Le site Atlantico, proche de l’UMP, ose taxer l’Humanité d’antisémitisme et trace un parallèle odieux avec une affiche de la Collaboration. Par Patrick Apel-Muller, Directeur de la rédaction de l’Humanité.
«Quand le PC nage dans les eaux mêlées de l’antiaméricanisme et de l’antisémitisme. » Le site Atlantico, bâti pour servir la campagne «buissonnante» de Nicolas Sarkozy et campé désormais sur les marges extrêmes de la droite, amalgamait hier la une de l’Humanité dévoilant le texte secret de l’accord transatlantique et une affiche de l’exposition antijuive de 1943 à Paris. Aucun rapport, évidemment. Sauf pour Benoit Rayski, historien fourvoyé qui ose ce parallèle infâme, justifié par cette forte pensée: "Oui, il y a du brun dans le rouge. Tout comme il y a du rouge dans le brun." Son but, asséner un sophisme de propagande: les anti-impérialismes sont antiaméricanistes, «l’antiaméricanisme a toujours fait bon ménage avec l’antisémitisme», donc l’Humanité est antisémite… Intellectuellement, c’est affligeant.

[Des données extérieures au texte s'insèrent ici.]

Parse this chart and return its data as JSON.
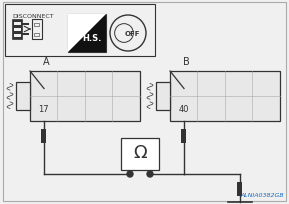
{
  "bg_color": "#f0f0f0",
  "line_color": "#333333",
  "box_fill": "#e8e8e8",
  "white": "#ffffff",
  "black": "#111111",
  "disconnect_text": "DISCONNECT",
  "label_A": "A",
  "label_B": "B",
  "pin_17": "17",
  "pin_40": "40",
  "watermark": "ALNIA0382GB",
  "watermark_color": "#1a6abf",
  "grid_color": "#aaaaaa",
  "omega": "Ω"
}
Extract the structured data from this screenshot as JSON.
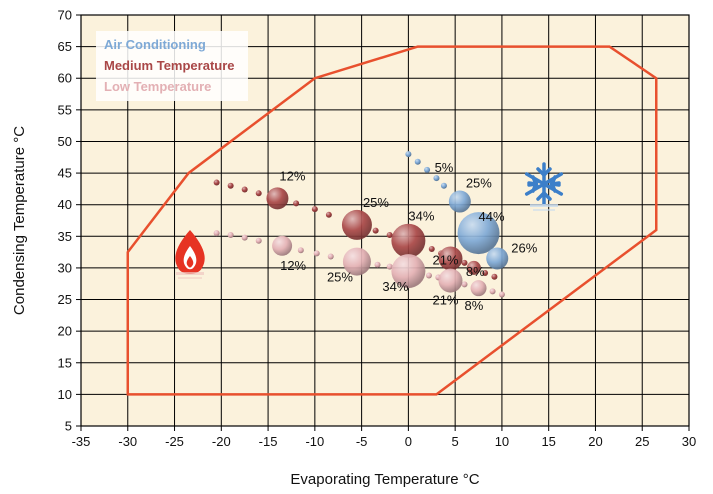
{
  "chart_data": {
    "type": "scatter",
    "xlabel": "Evaporating Temperature °C",
    "ylabel": "Condensing Temperature °C",
    "xlim": [
      -35,
      30
    ],
    "ylim": [
      5,
      70
    ],
    "xticks": [
      -35,
      -30,
      -25,
      -20,
      -15,
      -10,
      -5,
      0,
      5,
      10,
      15,
      20,
      25,
      30
    ],
    "yticks": [
      5,
      10,
      15,
      20,
      25,
      30,
      35,
      40,
      45,
      50,
      55,
      60,
      65,
      70
    ],
    "grid": true,
    "legend_placement": "top-left",
    "colors": {
      "plot_background": "#fbf2dc",
      "envelope": "#e8502e",
      "air_conditioning": "#7ea9d6",
      "medium_temperature": "#a94747",
      "low_temperature": "#e3b0b4"
    },
    "envelope": [
      [
        -30,
        10
      ],
      [
        -30,
        32.5
      ],
      [
        -23.5,
        45
      ],
      [
        -10,
        60
      ],
      [
        1,
        65
      ],
      [
        21.5,
        65
      ],
      [
        26.5,
        60
      ],
      [
        26.5,
        36
      ],
      [
        3,
        10
      ]
    ],
    "series": [
      {
        "name": "Air Conditioning",
        "color": "#7ea9d6",
        "points": [
          {
            "x": 5.5,
            "y": 40.5,
            "label": "25%",
            "size": 11
          },
          {
            "x": 7.5,
            "y": 35.5,
            "label": "44%",
            "size": 21
          },
          {
            "x": 9.5,
            "y": 31.5,
            "label": "26%",
            "size": 11
          }
        ],
        "extra_labels": [
          {
            "text": "5%",
            "x": 2.8,
            "y": 45.2
          }
        ],
        "trail": [
          [
            0,
            48
          ],
          [
            1,
            46.8
          ],
          [
            2,
            45.5
          ],
          [
            3,
            44.2
          ],
          [
            3.8,
            43
          ]
        ]
      },
      {
        "name": "Medium Temperature",
        "color": "#a94747",
        "points": [
          {
            "x": -14,
            "y": 41,
            "label": "12%",
            "size": 11
          },
          {
            "x": -5.5,
            "y": 36.8,
            "label": "25%",
            "size": 15
          },
          {
            "x": 0,
            "y": 34.3,
            "label": "34%",
            "size": 17
          },
          {
            "x": 4.5,
            "y": 31.5,
            "label": "21%",
            "size": 12
          },
          {
            "x": 7,
            "y": 30,
            "label": "8%",
            "size": 7
          }
        ],
        "trail": [
          [
            -20.5,
            43.5
          ],
          [
            -19,
            43
          ],
          [
            -17.5,
            42.4
          ],
          [
            -16,
            41.8
          ],
          [
            -12,
            40.2
          ],
          [
            -10,
            39.3
          ],
          [
            -8.5,
            38.4
          ],
          [
            -3.5,
            35.9
          ],
          [
            -2,
            35.2
          ],
          [
            2.5,
            33
          ],
          [
            3.5,
            32.3
          ],
          [
            6,
            30.8
          ],
          [
            8.2,
            29.2
          ],
          [
            9.2,
            28.6
          ]
        ]
      },
      {
        "name": "Low Temperature",
        "color": "#e3b0b4",
        "points": [
          {
            "x": -13.5,
            "y": 33.5,
            "label": "12%",
            "size": 10
          },
          {
            "x": -5.5,
            "y": 31,
            "label": "25%",
            "size": 14
          },
          {
            "x": 0,
            "y": 29.5,
            "label": "34%",
            "size": 17
          },
          {
            "x": 4.5,
            "y": 28,
            "label": "21%",
            "size": 12
          },
          {
            "x": 7.5,
            "y": 26.8,
            "label": "8%",
            "size": 8
          }
        ],
        "trail": [
          [
            -20.5,
            35.5
          ],
          [
            -19,
            35.2
          ],
          [
            -17.5,
            34.8
          ],
          [
            -16,
            34.3
          ],
          [
            -11.5,
            32.8
          ],
          [
            -9.8,
            32.3
          ],
          [
            -8.3,
            31.8
          ],
          [
            -3.3,
            30.5
          ],
          [
            -2,
            30.2
          ],
          [
            2.2,
            28.8
          ],
          [
            3.2,
            28.5
          ],
          [
            6,
            27.4
          ],
          [
            9,
            26.3
          ],
          [
            10,
            25.8
          ]
        ]
      }
    ]
  },
  "legend": {
    "items": [
      {
        "label": "Air Conditioning",
        "color": "#7ea9d6"
      },
      {
        "label": "Medium Temperature",
        "color": "#a94747"
      },
      {
        "label": "Low Temperature",
        "color": "#e3b0b4"
      }
    ]
  },
  "icons": {
    "heating": "flame-icon",
    "cooling": "snowflake-icon"
  }
}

La rengaine est de saison parmi ceux qui, à l’UMP, s’acharnent à démanteler le cordon sanitaire qui séparait les républicains des troupes du Front national. Pour cela, il faut renvoyer dos à dos la gauche et l’extrême droite, brouiller tous les repères, placer les victimes dans la peau des bourreaux. L’auteur assimile ainsi Clément Méric et ses amis aux troupes fascisantes de Serge Ayoub. «Mais, à les lire de près, ose notre plumitif, et à regarder la une de l’Humanité, est-on bien sûr qu’il y ait une réelle différence entre eux?» Et de conclure doctement: «On peut se ressembler sans s’assembler.» Une propagande nauséabonde.
Sur le même site, décidément peu regardant, il avait décrit il y a quelques mois le PCF «telle une vieille pute défraîchie, ne trouvant plus de client sur le trottoir qu’elle arpente»… Raffinement très avant-guerre du vocabulaire, subtilité de la pensée, et surtout choix raffiné de l’image… psychologiquement, c’est intrigant. A-t-il voulu masquer le contenu du mandat de la Commission européenne dans les négociations sur le marché transatlantique, dévoilé par notre journal? L’a-t-il seulement lu? Rien ne le montre dans ses écrits. Il n’aurait pu alors s’autoriser, en conscience, cette manipulation. Professionnellement, c’est négligeant.